Key Points to Remember
- Like fractions have the same denominator.
- Unlike fractions have different denominators.
- To compare or add unlike fractions, convert them to like fractions first.
- To convert: find the LCM of the denominators and make equivalent fractions.
- For like fractions, the fraction with the larger numerator is greater.
- Like fractions are easier to work with than unlike fractions.
- Every set of unlike fractions can be converted to like fractions using the LCM method.
Practice Problems
- Identify the like fractions: 2/7, 3/5, 5/7, 1/7, 4/9.
- Are 5/6 and 7/6 like or unlike fractions?
- Convert 1/4 and 2/5 to like fractions.
- Which is greater: 3/7 or 4/7?
- Convert 2/3, 3/5, and 1/2 to like fractions.
- Arrange in ascending order: 5/12, 1/12, 11/12, 7/12.
Frequently Asked Questions
Q1. What are like fractions?
Like fractions are fractions with the same denominator.

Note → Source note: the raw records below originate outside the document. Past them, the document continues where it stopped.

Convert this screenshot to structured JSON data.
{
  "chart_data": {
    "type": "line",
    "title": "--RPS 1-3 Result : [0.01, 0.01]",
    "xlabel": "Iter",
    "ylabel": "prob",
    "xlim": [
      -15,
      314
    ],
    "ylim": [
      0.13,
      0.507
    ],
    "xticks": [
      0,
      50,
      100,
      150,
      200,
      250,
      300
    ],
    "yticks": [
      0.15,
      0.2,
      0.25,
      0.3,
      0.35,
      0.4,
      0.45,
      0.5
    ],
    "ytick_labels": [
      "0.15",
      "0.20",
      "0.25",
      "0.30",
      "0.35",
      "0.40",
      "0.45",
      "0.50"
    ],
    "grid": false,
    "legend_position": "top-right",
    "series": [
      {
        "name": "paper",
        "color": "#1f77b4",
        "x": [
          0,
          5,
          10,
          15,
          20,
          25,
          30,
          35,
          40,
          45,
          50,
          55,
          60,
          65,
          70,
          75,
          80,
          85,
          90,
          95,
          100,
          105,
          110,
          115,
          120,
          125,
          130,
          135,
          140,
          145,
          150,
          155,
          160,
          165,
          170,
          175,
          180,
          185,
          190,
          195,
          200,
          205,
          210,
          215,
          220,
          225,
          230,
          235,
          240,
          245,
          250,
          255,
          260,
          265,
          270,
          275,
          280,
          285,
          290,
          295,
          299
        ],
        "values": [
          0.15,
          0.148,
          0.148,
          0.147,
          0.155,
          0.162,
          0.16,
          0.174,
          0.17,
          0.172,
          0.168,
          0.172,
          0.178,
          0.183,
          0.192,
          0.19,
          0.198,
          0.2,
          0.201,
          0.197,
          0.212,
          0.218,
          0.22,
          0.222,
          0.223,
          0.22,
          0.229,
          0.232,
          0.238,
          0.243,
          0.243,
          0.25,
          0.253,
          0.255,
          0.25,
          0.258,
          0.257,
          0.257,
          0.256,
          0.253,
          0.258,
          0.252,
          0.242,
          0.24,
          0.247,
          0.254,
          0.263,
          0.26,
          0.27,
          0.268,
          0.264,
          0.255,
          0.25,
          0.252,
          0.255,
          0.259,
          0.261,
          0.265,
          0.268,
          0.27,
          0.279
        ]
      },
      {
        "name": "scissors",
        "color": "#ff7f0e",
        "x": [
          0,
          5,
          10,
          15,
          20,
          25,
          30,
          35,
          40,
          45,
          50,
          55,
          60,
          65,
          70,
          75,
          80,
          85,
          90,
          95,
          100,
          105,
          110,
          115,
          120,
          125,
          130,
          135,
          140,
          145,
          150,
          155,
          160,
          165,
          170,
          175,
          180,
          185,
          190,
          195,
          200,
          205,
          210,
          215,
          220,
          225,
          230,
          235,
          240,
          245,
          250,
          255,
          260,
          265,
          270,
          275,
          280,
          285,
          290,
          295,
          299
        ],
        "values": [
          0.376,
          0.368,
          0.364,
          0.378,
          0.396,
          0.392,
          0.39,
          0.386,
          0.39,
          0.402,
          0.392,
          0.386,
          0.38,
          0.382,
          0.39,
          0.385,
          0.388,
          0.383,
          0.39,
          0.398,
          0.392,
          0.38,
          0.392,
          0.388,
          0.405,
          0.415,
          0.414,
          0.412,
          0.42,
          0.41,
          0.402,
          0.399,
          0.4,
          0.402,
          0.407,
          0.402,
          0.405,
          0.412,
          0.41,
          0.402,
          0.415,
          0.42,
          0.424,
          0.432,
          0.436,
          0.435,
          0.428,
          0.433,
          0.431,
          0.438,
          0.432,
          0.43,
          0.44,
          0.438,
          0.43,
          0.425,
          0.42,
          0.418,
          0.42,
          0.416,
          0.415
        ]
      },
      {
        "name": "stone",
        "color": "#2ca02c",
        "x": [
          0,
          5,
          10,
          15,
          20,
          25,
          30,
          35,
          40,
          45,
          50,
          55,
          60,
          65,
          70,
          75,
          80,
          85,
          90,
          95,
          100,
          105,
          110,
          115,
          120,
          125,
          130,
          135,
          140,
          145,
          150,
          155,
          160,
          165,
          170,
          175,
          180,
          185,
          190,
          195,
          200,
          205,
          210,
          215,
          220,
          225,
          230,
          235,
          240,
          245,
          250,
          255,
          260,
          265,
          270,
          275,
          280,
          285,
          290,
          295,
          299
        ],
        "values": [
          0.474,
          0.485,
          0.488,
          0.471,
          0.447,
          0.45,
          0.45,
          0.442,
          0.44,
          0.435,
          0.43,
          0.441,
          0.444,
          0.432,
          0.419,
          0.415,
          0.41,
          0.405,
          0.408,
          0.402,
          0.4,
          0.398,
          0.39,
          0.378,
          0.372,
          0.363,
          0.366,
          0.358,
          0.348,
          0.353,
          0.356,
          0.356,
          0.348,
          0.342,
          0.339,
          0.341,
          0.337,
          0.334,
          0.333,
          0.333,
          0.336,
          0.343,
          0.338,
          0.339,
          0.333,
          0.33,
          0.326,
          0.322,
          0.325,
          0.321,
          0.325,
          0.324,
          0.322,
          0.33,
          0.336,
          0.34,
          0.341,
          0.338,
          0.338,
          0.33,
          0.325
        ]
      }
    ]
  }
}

For example, 2/5, 3/5, and 4/5 are like fractions because they all have 5 as the denominator.
Q2. What are unlike fractions?
Unlike fractions are fractions with different denominators. For example, 1/3, 2/5, and 3/7 are unlike fractions.

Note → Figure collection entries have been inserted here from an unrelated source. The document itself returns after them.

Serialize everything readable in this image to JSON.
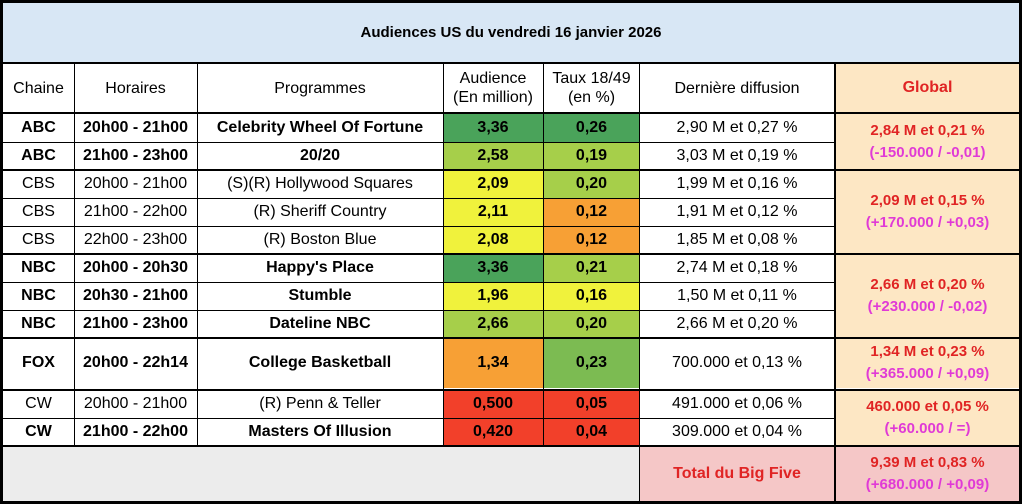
{
  "title": "Audiences US du vendredi 16 janvier 2026",
  "headers": {
    "chaine": "Chaine",
    "horaires": "Horaires",
    "programmes": "Programmes",
    "audience_l1": "Audience",
    "audience_l2": "(En million)",
    "taux_l1": "Taux 18/49",
    "taux_l2": "(en %)",
    "derniere": "Dernière diffusion",
    "global": "Global"
  },
  "rows": [
    {
      "chaine": "ABC",
      "horaires": "20h00 - 21h00",
      "programme": "Celebrity Wheel Of Fortune",
      "audience": "3,36",
      "taux": "0,26",
      "derniere": "2,90 M et 0,27 %",
      "bold": true,
      "audience_color": "#4aa35a",
      "taux_color": "#4aa35a"
    },
    {
      "chaine": "ABC",
      "horaires": "21h00 - 23h00",
      "programme": "20/20",
      "audience": "2,58",
      "taux": "0,19",
      "derniere": "3,03 M et 0,19 %",
      "bold": true,
      "audience_color": "#a6cf4a",
      "taux_color": "#a6cf4a"
    },
    {
      "chaine": "CBS",
      "horaires": "20h00 - 21h00",
      "programme": "(S)(R) Hollywood Squares",
      "audience": "2,09",
      "taux": "0,20",
      "derniere": "1,99 M et 0,16 %",
      "bold": false,
      "audience_color": "#f0f23c",
      "taux_color": "#a6cf4a"
    },
    {
      "chaine": "CBS",
      "horaires": "21h00 - 22h00",
      "programme": "(R) Sheriff Country",
      "audience": "2,11",
      "taux": "0,12",
      "derniere": "1,91 M et 0,12 %",
      "bold": false,
      "audience_color": "#f0f23c",
      "taux_color": "#f7a035"
    },
    {
      "chaine": "CBS",
      "horaires": "22h00 - 23h00",
      "programme": "(R) Boston Blue",
      "audience": "2,08",
      "taux": "0,12",
      "derniere": "1,85 M et 0,08 %",
      "bold": false,
      "audience_color": "#f0f23c",
      "taux_color": "#f7a035"
    },
    {
      "chaine": "NBC",
      "horaires": "20h00 - 20h30",
      "programme": "Happy's Place",
      "audience": "3,36",
      "taux": "0,21",
      "derniere": "2,74 M et 0,18 %",
      "bold": true,
      "audience_color": "#4aa35a",
      "taux_color": "#a6cf4a"
    },
    {
      "chaine": "NBC",
      "horaires": "20h30 - 21h00",
      "programme": "Stumble",
      "audience": "1,96",
      "taux": "0,16",
      "derniere": "1,50 M et 0,11 %",
      "bold": true,
      "audience_color": "#f0f23c",
      "taux_color": "#f0f23c"
    },
    {
      "chaine": "NBC",
      "horaires": "21h00 - 23h00",
      "programme": "Dateline NBC",
      "audience": "2,66",
      "taux": "0,20",
      "derniere": "2,66 M et 0,20 %",
      "bold": true,
      "audience_color": "#a6cf4a",
      "taux_color": "#a6cf4a"
    },
    {
      "chaine": "FOX",
      "horaires": "20h00 - 22h14",
      "programme": "College Basketball",
      "audience": "1,34",
      "taux": "0,23",
      "derniere": "700.000 et 0,13 %",
      "bold": true,
      "audience_color": "#f7a035",
      "taux_color": "#7cbb52"
    },
    {
      "chaine": "CW",
      "horaires": "20h00 - 21h00",
      "programme": "(R) Penn & Teller",
      "audience": "0,500",
      "taux": "0,05",
      "derniere": "491.000 et 0,06 %",
      "bold": false,
      "audience_color": "#f2402a",
      "taux_color": "#f2402a"
    },
    {
      "chaine": "CW",
      "horaires": "21h00 - 22h00",
      "programme": "Masters Of Illusion",
      "audience": "0,420",
      "taux": "0,04",
      "derniere": "309.000 et 0,04 %",
      "bold": true,
      "audience_color": "#f2402a",
      "taux_color": "#f2402a"
    }
  ],
  "global": [
    {
      "line1": "2,84 M et 0,21 %",
      "line2": "(-150.000 / -0,01)"
    },
    {
      "line1": "2,09 M et 0,15 %",
      "line2": "(+170.000 / +0,03)"
    },
    {
      "line1": "2,66 M et 0,20 %",
      "line2": "(+230.000 / -0,02)"
    },
    {
      "line1": "1,34 M et 0,23 %",
      "line2": "(+365.000 / +0,09)"
    },
    {
      "line1": "460.000 et 0,05 %",
      "line2": "(+60.000 / =)"
    }
  ],
  "total": {
    "label": "Total du Big Five",
    "line1": "9,39 M et 0,83 %",
    "line2": "(+680.000 / +0,09)"
  }
}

Q3. How do you compare unlike fractions?
Convert them to like fractions by finding the LCM of their denominators. Then compare the numerators. The fraction with the larger numerator is greater.
Q4. Can like fractions have different numerators?
Yes. Like fractions must have the same denominator, but the numerators can be different. For example, 1/8, 3/8, and 5/8 are all like fractions with different numerators.
Q5. Why do we need to convert unlike fractions to like fractions?
You cannot add, subtract, or easily compare fractions with different denominators. Converting to like fractions (same denominator) makes these operations possible.
Q6. What is the LCM method?
LCM stands for Least Common Multiple. Find the LCM of the denominators, then multiply the numerator and denominator of each fraction to get the LCM as the new denominator. This gives equivalent like fractions.